Na ostatniej sesji radna Aneta Bemke mówiła: - Radni oczekują przeprosin. Czujemy się obrażeni. Nas wybrali mieszkańcy. Obrażając nas, wójt obraża mieszkańców.
Część radnych domaga się dowodu, że faktycznie wójt użył ostrych słów mówiąc o nich.
- Czy jest nagranie? Czy jest dowód? Temat został rozdmuchany, a nie wiemy jak było na prawdę? - pytał Rafał Żuchowski.
Woźniakowski na razie radnych nie zamierza przepraszać. Prosi jedynie, aby dać mu czas na wyjaśnienie.

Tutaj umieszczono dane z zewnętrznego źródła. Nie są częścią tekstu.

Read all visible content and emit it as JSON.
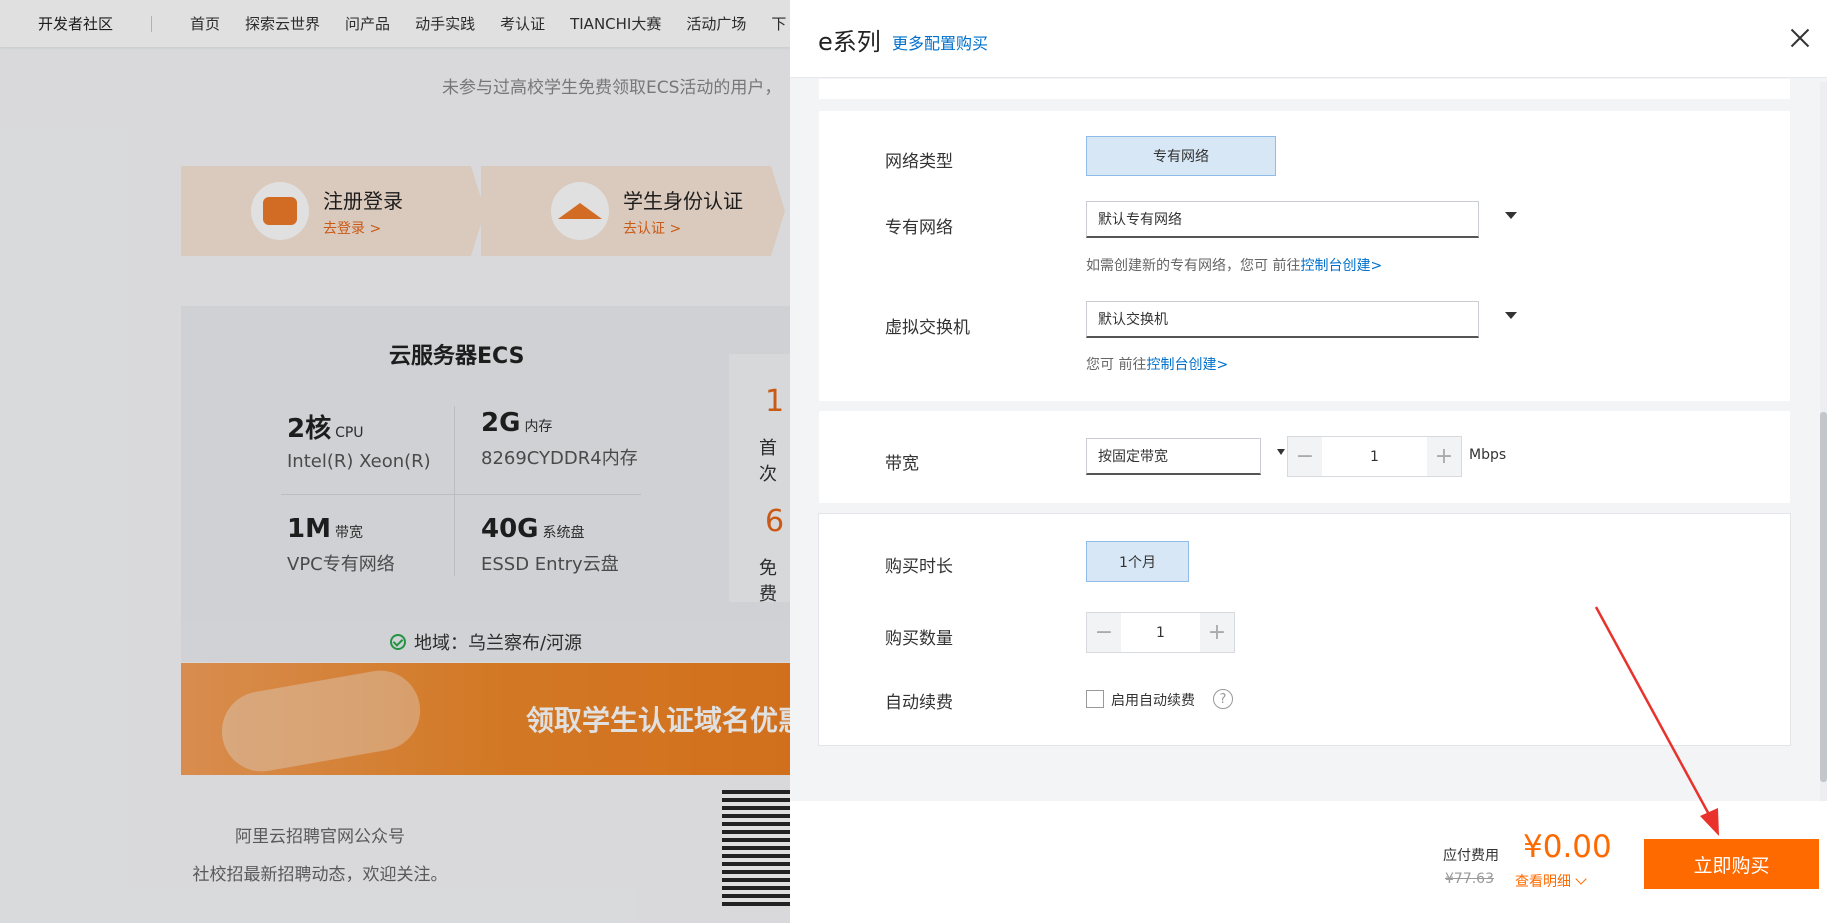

- „Rzekomo” powiedziałem te słowa. I to rzekomo jest zasadne. Proszę mi wierzyć, ani się nie wypieram, ani nie zaprzeczam. Po prostu nie pamiętam. Jeśli coś takiego miało miejsce i będzie dowód, że to powiedziałem, przeproszę. Muszę być przekonany, jak mam przepraszać. Ja to wyjaśnię. Proszę mnie zrozumieć, że muszę być przekonany. Jak powiedziałem takie słowa, przeproszę z satysfakcją - zapewnia wójt.